Your experiments have been most helpful. According to me, the fact that you have gotten this results, you have already succeeded: here is why...After seeing all these, I went back to my breadboard, I setup a 20KHz PWM using 555 timer, took my transformer and connected the 7v side to my mosfet bridge, I connected the 220v side to mains AC, without switching, I got 4v DC from mosfet bridge, I powered the breadboard and start switching, at first, no voltage increase, so, I started increasing the duty cycle starting from 10% till I got to 50%, and the voltage gradually increased from 4v to 5v, which is not what I was expecting.
I tried everything I could, I couldn't get pass 5v DC, i bumped up the frequency, still no difference, so I decided to change the output capacitor from 35v 100uF to 35v 1000uF, and I was able to get to 5.5v.
Then I changed it again to 16v 3300uF and I was able to get to 6.3v, so I added 3 of the 3300uF capacitors in parallel, but no difference. So, my best result was 6.3v
I don't know what is happening or what I am doing wrong.
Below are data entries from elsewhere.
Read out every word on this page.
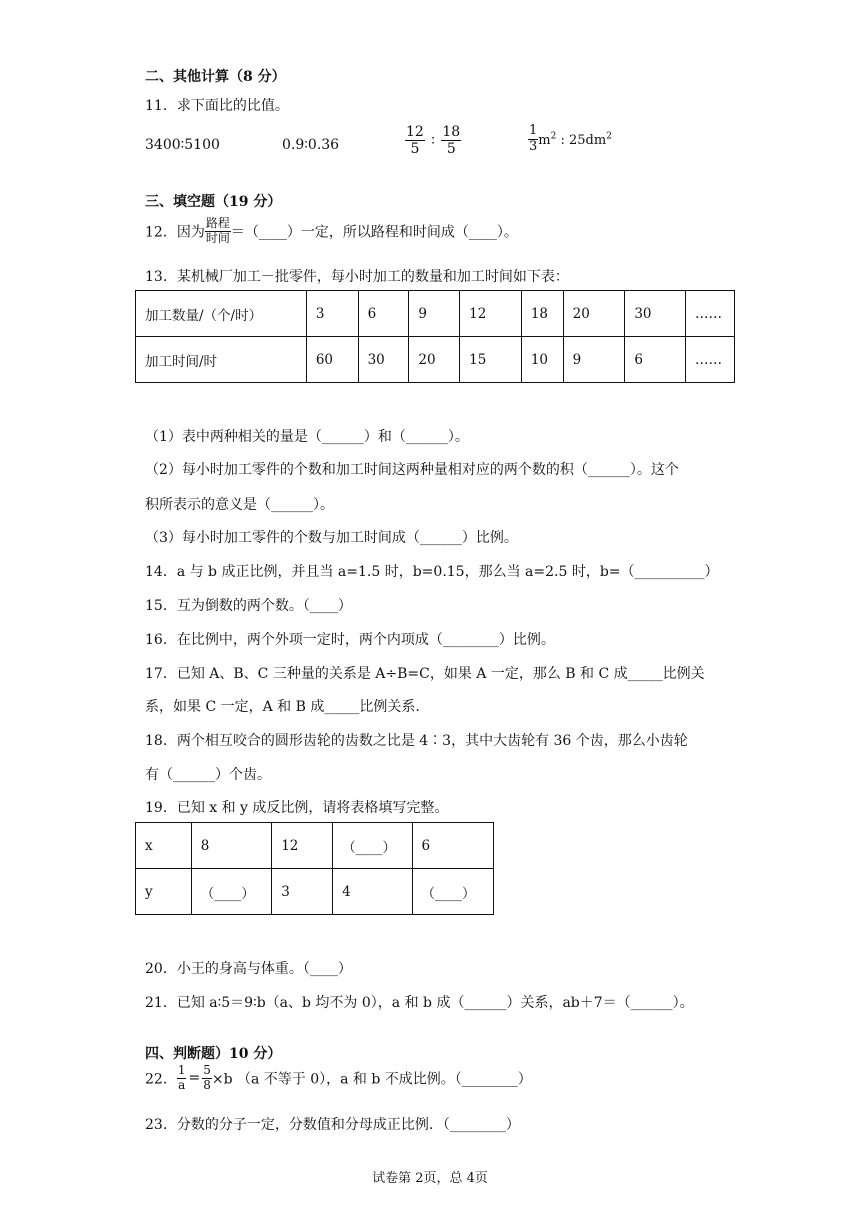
二、其他计算（8 分）
11．求下面比的比值。
3400∶5100	0.9∶0.36	$\frac{12}{5}$ ∶ $\frac{18}{5}$	$\frac{1}{3} m^2$ : $25dm^2$
三、填空题（19 分）
12．因为 $\frac{\text{路程}}{\text{时间}}$ ＝（____）一定，所以路程和时间成（____）。
13．某机械厂加工－批零件，每小时加工的数量和加工时间如下表：
加工数量/（个/时）	3	6	9	12	18	20	30	……
加工时间/时	60	30	20	15	10	9	6	……
（1）表中两种相关的量是（______）和（______）。
（2）每小时加工零件的个数和加工时间这两种量相对应的两个数的积（______）。这个
积所表示的意义是（______）。
（3）每小时加工零件的个数与加工时间成（______）比例。
14．a 与 b 成正比例，并且当 a=1.5 时，b=0.15，那么当 a=2.5 时，b=（__________）
15．互为倒数的两个数。（____）
16．在比例中，两个外项一定时，两个内项成（________）比例。
17．已知 A、B、C 三种量的关系是 A÷B=C，如果 A 一定，那么 B 和 C 成_____比例关
系，如果 C 一定，A 和 B 成_____比例关系.
18．两个相互咬合的圆形齿轮的齿数之比是 4∶3，其中大齿轮有 36 个齿，那么小齿轮
有（______）个齿。
19．已知 x 和 y 成反比例，请将表格填写完整。
x	8	12	（____）	6
y	（____）	3	4	（____）
20．小王的身高与体重。（____）
21．已知 a∶5＝9∶b（a、b 均不为 0），a 和 b 成（______）关系，ab＋7＝（______）。
四、判断题）10 分）
22． $\frac{1}{a} = \frac{5}{8} \times b$ （a 不等于 0），a 和 b 不成比例。（________）
23．分数的分子一定，分数值和分母成正比例．（________）
试卷第 2页，总 4页
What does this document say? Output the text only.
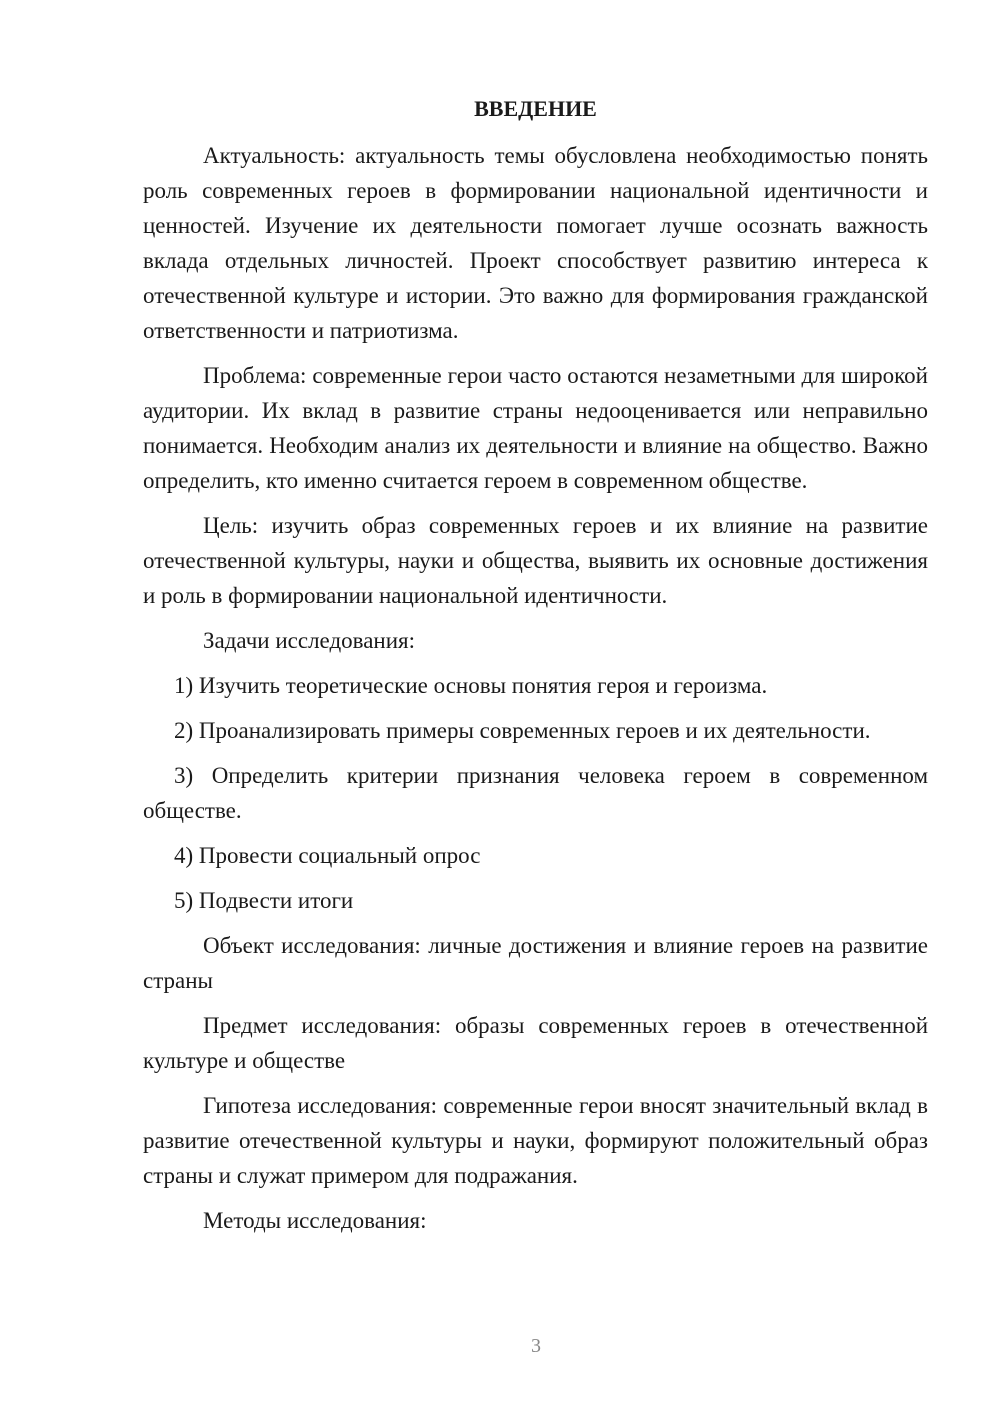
ВВЕДЕНИЕ

Актуальность: актуальность темы обусловлена необходимостью понять роль современных героев в формировании национальной идентичности и ценностей. Изучение их деятельности помогает лучше осознать важность вклада отдельных личностей. Проект способствует развитию интереса к отечественной культуре и истории. Это важно для формирования гражданской ответственности и патриотизма.

Проблема: современные герои часто остаются незаметными для широкой аудитории. Их вклад в развитие страны недооценивается или неправильно понимается. Необходим анализ их деятельности и влияние на общество. Важно определить, кто именно считается героем в современном обществе.

Цель: изучить образ современных героев и их влияние на развитие отечественной культуры, науки и общества, выявить их основные достижения и роль в формировании национальной идентичности.

Задачи исследования:

1) Изучить теоретические основы понятия героя и героизма.

2) Проанализировать примеры современных героев и их деятельности.

3) Определить критерии признания человека героем в современном обществе.

4) Провести социальный опрос

5) Подвести итоги

Объект исследования: личные достижения и влияние героев на развитие страны

Предмет исследования: образы современных героев в отечественной культуре и обществе

Гипотеза исследования: современные герои вносят значительный вклад в развитие отечественной культуры и науки, формируют положительный образ страны и служат примером для подражания.

Методы исследования:

3
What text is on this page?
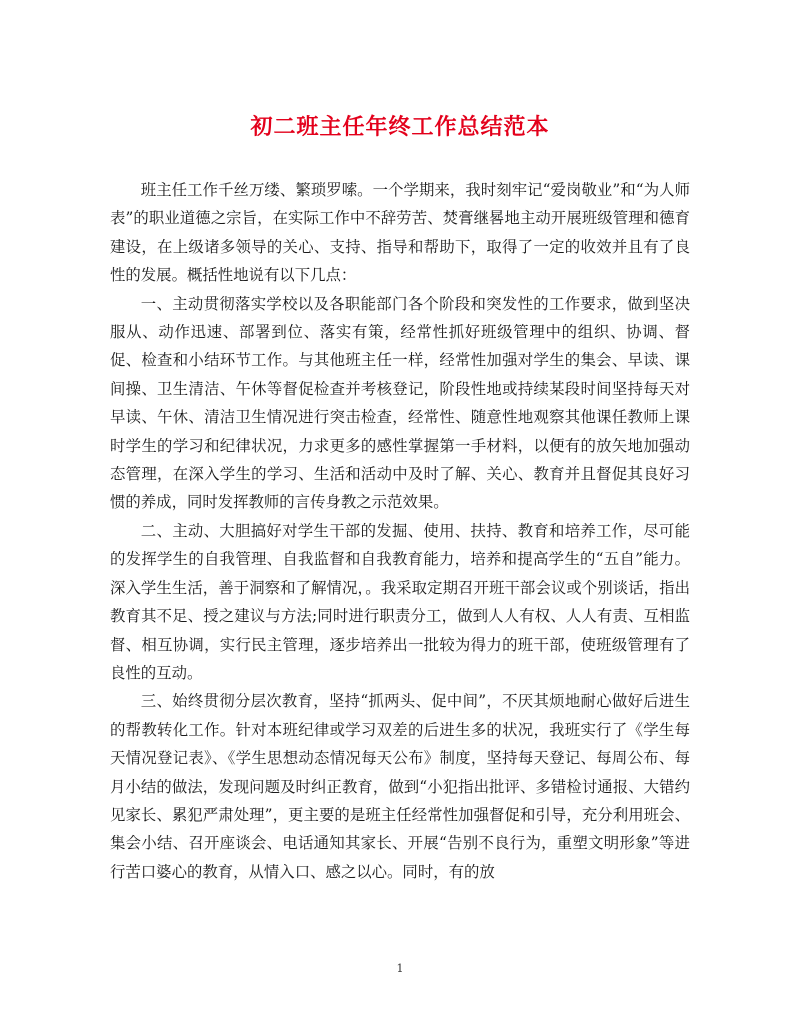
初二班主任年终工作总结范本

班主任工作千丝万缕、繁琐罗嗦。一个学期来，我时刻牢记“爱岗敬业”和“为人师表”的职业道德之宗旨，在实际工作中不辞劳苦、焚膏继晷地主动开展班级管理和德育建设，在上级诸多领导的关心、支持、指导和帮助下，取得了一定的收效并且有了良性的发展。概括性地说有以下几点：

一、主动贯彻落实学校以及各职能部门各个阶段和突发性的工作要求，做到坚决服从、动作迅速、部署到位、落实有策，经常性抓好班级管理中的组织、协调、督促、检查和小结环节工作。与其他班主任一样，经常性加强对学生的集会、早读、课间操、卫生清洁、午休等督促检查并考核登记，阶段性地或持续某段时间坚持每天对早读、午休、清洁卫生情况进行突击检查，经常性、随意性地观察其他课任教师上课时学生的学习和纪律状况，力求更多的感性掌握第一手材料，以便有的放矢地加强动态管理，在深入学生的学习、生活和活动中及时了解、关心、教育并且督促其良好习惯的养成，同时发挥教师的言传身教之示范效果。

二、主动、大胆搞好对学生干部的发掘、使用、扶持、教育和培养工作，尽可能的发挥学生的自我管理、自我监督和自我教育能力，培养和提高学生的“五自”能力。深入学生生活，善于洞察和了解情况，。我采取定期召开班干部会议或个别谈话，指出教育其不足、授之建议与方法;同时进行职责分工，做到人人有权、人人有责、互相监督、相互协调，实行民主管理，逐步培养出一批较为得力的班干部，使班级管理有了良性的互动。

三、始终贯彻分层次教育，坚持“抓两头、促中间”，不厌其烦地耐心做好后进生的帮教转化工作。针对本班纪律或学习双差的后进生多的状况，我班实行了《学生每天情况登记表》、《学生思想动态情况每天公布》制度，坚持每天登记、每周公布、每月小结的做法，发现问题及时纠正教育，做到“小犯指出批评、多错检讨通报、大错约见家长、累犯严肃处理”，更主要的是班主任经常性加强督促和引导，充分利用班会、集会小结、召开座谈会、电话通知其家长、开展“告别不良行为，重塑文明形象”等进行苦口婆心的教育，从情入口、感之以心。同时，有的放

1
In all the UPS I have dissected (>40 and >5 different brands all of them for 12v batteries), the transformer always have at least one extra input coil on the primary winding. The extra coil when fed to mains produces a voltage of about ~11vac while the one used by the inverter produces ~7vac. A relay is usually attached on the hot side to switch between the 2 input wires which are often from the same coil. The 11v coil when rectified should give >13.8vdc which in my thinking is sufficient assuming no boost regulation. With your 50% increase (4v to 6.3v) that would give you close to 20v offering you enough room to pwm for whatever current charging needs.